Open christiaanw opened 10 years ago
Ok, so I made this thing that runs throught the wordnet ontology starting from a root noun and going over every hyponym recursively, and dumping definitions and names in to sentence templates. I started off with animal (after the Celestial Emporium of Beneficial Knowledge), but that does not yield quite enough words, so then I ran it for entity.
Might need some formatting into a nice pdf, but am having issues with pandoc.
I'm not feeling done with NaNoGenMo, yet, though.
--updated comment after moving around with repositories
Interesting animal stays almost animally all the way down, but entity quickly spreads out.
Seems to be a problem with capital vowels:
A packhorse is... An omnivore is... A Irish water spaniel is...
And any chance to detect mass nouns?
A seawater is...
I hadn't noticed that capitalization doesn't work for capital vowels. I used out-of the box functions from Pattern and NLTK for everything with some workarounds for the most obvious issues. I had noticed the mass nouns:
A matter is...
And I figured I could maybe infer whether to use the article from the use of articles in the usage examples for each synset, but that is not reliable enough. Also, some synset definitions lack an initial 'a/an'
A hearing dog is dog trained to assist the deaf by signaling the occurrence of certain sounds.
But just adding a/an might improperly catch mass nouns.
I'm satisfied with this for now, as I'm more interested in exploring meaning than getting the details of grammar in order for my entry for NaNoGenMo.
Forked the repo, moved the print-wordnet thingy into it and added some other things I'm working on to it. In extract-phrases I've hacked together thephrase extraction utility from patent-generator to extract two different kinds of text chunks to make a single huge sentence. Could be longer but I has some kind of error with the gutenberg header cleaning that halted the extraction process prematurely. It yields something quite similar in tone as @cpressey 's poetic inventory.
Extract from the generated novel:
Consider a low man, or a hard-working brother, or a first princess, or an old kingfisher, or an ingenious master, or a stout woman, or a new tree, or a soft female, or a sixth man, or a heroic defender, or a slender-culmed grass, or an unfortunate companion, or an importunate person, or an own partner, or a black cook, or a third caller, or a head wife, or a christian monarch, or an unlucky friend, or
Lastly, in segmented-markov I'm trying to mess with a Markov language model based on Peter Norvig's letter n-gram counts to generate a weighted random string of characters, which then get pushed through his text segmentation functions, yielding stuff like:
st men ag gazon dfesses tura media ls of fork to texputoneculdesoumst on forded for tsr urns or misha m who ment tea tions t
Python gets into recursions fast when segmenting the text with Norvig's code, so strings larger than about 200 chars will give a RuntimeError: maximum recursion depth exceeded. Might generate a 250.000 character string and pass it in 100 char chunks to it. Could also write a weighted monkey script banging out Cicero with it? Or it could be combined with checkerboard layout, perhaps? Maybe toss out the junk?

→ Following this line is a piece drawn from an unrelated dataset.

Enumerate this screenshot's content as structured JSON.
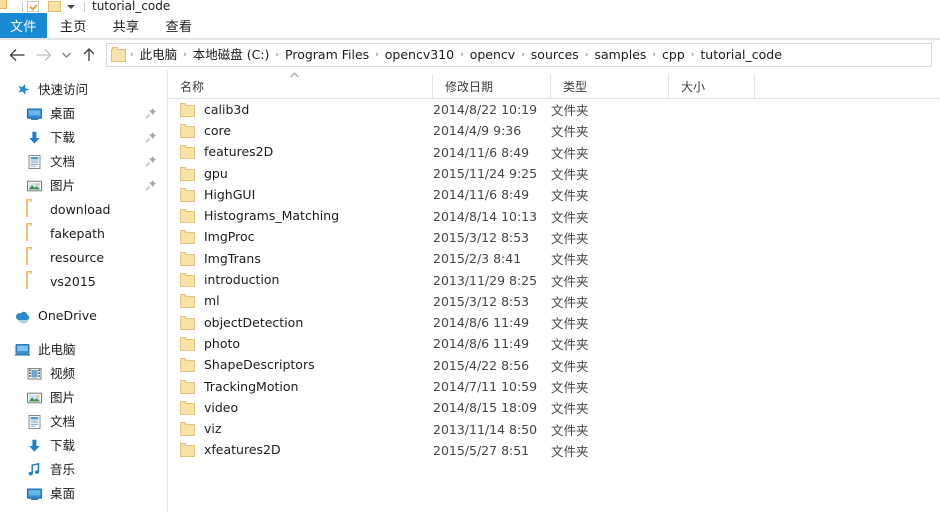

Interesting stuff. Note that it is possible to increase Python's recursion depth limit, if you think it will help, at your own peril -- a quick web search returned this eye-opening article...
You could just convert it to a loop with an explicit stack. It would be a lot safer than screwing with the recursion limit, and you could even keep args in order by using a list of tuples as your stack.
On Wed Nov 12 2014 at 11:25:33 AM Chris Pressey notifications@github.com wrote:
Interesting stuff. Note that it is possible to increase Python's recursion depth limit, if you think it will help, at your own peril -- a quick web search returned this eye-opening article http://seriously.dontusethiscode.com/2013/04/14/setrecursionlimit.html ...
— Reply to this email directly or view it on GitHub https://github.com/dariusk/NaNoGenMo-2014/issues/29#issuecomment-62746072 .
@enkiv2 Yes, rewriting it with an explicit stack would be proper engineering (but I'm all about the science this year you see, and I thought that article was a nice bit of, uh, Python science. shudder)
Plus there's always that certain faint dishearteningness that comes with making edits to third-party code, no matter how nice the code and/or the license. Should I send these upstream? Should I maintain a fork? Etc.
@christiaanw I'd be honoured if you (or anyone) could do something with checkerboard-layout; I have a few more ideas along those lines, but didn't want to do too many "optical" experiments because they seem... slightly out of sync with the rest of NaNoGenMo.
I know NaNoGenMo from scouring Github for useful python code for a project I am (was?) working on. Given that there were some interesting contributions last year, such as In-Dialogue, The-Swallows and the NovelHarvesterBot I'm thinking of a hack taking off from one of these approaches to get something interesting.